In leadership one of our less realised talents is from our Sensing Leader, that ability to move from ego to eco and to sense, to feel, and to inwardly know what is right, and what is being said when there are no words.  It’s a mixture of intuition and deep-seated knowledge that comes from the depths of our consciousness, experience and expertise.  Our Sensing Leader will know in a blink of an eye what the right thing to do is, or what the outcome will be – yet we often will quieten this inner wisdom to listen to the louder voice of our reasoning, our internal chatter that doubts and dissuades us from believing in ourselves.

Malcolm Gladwell, author of Blink, relates this to thinking without thinking as we listen to our gut (or intuition) and the importance of these snap decisions.  He gives an example of this with Nic Braden, a US tennis coach in the 1960s and 70s.  At the age of 70, he found that when he was watching a tennis match, he was able to ‘call’ when a player was going to make a ‘double fault’ before they served.  “A player would toss the ball in the air, draw their racquet back, and just as he was about to make contact, Braden would blurt out ‘oh no, double fault’”.  He just knew, yet when he was asked to explain how he knew – was it how they stood, where they stood in relation to the line, their throwing technique etc – he simply couldn’t explain what he saw against what he knew.

On Friday, I had a warning feeling as I ate my lovingly prepared wild garlic mushrooms.  But instead of listening I instead heard my internal chatter proclaiming that I was making it all up and was just being silly.  Then when my tummy later on started to not feel quite right, my logical reasoning suggested I’d manifested the sensations, and it was a case of making my body believe what my mind had instructed it to believe.  After all, when we look for something bad to happen, we often find it.  So, I talked myself around into believing that I wasn’t feeling unwell, and that I’d just convinced my body to react that way.  Until 4 am in the morning that is.
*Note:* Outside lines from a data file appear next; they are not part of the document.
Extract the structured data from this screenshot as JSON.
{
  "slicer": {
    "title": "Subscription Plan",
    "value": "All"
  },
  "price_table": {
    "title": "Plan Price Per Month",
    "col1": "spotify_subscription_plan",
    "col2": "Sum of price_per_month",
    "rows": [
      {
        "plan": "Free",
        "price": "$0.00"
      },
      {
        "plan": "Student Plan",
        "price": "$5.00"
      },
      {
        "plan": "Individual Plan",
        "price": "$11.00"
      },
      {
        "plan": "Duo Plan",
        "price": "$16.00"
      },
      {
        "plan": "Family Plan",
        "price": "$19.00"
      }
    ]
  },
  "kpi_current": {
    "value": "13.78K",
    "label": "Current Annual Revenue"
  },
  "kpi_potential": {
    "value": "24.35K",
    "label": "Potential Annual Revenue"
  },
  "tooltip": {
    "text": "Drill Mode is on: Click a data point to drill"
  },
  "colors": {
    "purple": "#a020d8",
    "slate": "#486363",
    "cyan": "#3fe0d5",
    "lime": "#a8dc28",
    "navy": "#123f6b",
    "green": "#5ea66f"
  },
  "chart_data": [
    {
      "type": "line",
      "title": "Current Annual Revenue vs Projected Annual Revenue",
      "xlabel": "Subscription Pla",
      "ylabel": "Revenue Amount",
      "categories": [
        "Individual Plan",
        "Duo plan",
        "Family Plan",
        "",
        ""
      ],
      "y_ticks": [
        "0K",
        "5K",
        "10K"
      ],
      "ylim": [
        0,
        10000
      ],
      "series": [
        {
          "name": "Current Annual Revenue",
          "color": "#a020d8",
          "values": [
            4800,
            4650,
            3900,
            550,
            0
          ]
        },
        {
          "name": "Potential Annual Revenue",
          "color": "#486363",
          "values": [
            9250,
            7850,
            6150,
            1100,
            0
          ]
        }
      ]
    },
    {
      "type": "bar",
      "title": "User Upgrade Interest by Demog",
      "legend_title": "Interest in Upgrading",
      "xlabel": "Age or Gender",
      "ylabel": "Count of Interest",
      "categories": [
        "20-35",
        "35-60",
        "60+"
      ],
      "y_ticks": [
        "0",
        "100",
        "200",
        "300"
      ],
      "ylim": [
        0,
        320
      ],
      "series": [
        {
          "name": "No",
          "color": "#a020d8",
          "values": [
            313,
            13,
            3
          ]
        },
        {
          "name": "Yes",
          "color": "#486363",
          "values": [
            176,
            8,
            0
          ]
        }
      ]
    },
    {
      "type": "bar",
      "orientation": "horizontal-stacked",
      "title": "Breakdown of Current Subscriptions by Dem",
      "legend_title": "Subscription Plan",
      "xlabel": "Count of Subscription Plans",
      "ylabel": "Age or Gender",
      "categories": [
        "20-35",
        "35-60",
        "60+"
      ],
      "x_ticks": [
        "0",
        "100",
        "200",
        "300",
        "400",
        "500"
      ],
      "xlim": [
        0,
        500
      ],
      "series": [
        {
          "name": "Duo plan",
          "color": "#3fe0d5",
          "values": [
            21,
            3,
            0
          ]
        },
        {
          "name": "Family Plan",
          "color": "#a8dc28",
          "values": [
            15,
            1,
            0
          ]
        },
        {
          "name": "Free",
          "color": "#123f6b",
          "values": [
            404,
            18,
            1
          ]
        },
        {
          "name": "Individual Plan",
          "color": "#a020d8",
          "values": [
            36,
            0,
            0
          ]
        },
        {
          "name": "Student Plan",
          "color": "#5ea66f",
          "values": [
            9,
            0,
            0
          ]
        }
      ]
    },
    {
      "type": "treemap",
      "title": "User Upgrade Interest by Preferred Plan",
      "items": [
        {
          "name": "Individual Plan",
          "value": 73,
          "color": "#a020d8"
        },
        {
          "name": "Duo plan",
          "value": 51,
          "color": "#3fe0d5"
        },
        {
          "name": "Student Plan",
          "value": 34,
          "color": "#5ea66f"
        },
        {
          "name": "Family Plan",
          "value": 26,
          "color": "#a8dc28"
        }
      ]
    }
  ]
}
So, I instinctively knew the mushrooms weren’t safe, but rather than admitting that I might have been a bit carless in my foraging, or over trusting of my friend’s abilities, I chose to say nothing.  Yet I knew.

How often as managers and leaders do we know – in a blink of an eye, that something is not right, or is perfect for us, or that something needs to happen or stop?  Probably more than we care to admit.  Yet as a Sensing Leader, that is the skill, to say out loud what our gut or intuition is telling us, even it’s not what we or others want to hear.  Yet, how do we discern our Sensing Leader from our inner Saboteurs, those nae-saying critics? Actually, easier than you think – our gut feeling always comes first.  Our intuition comes within nano seconds – all without us thinking.  It’s as soon we think, that’s when our conscious brain takes over and molds the argument to favour them, and never us.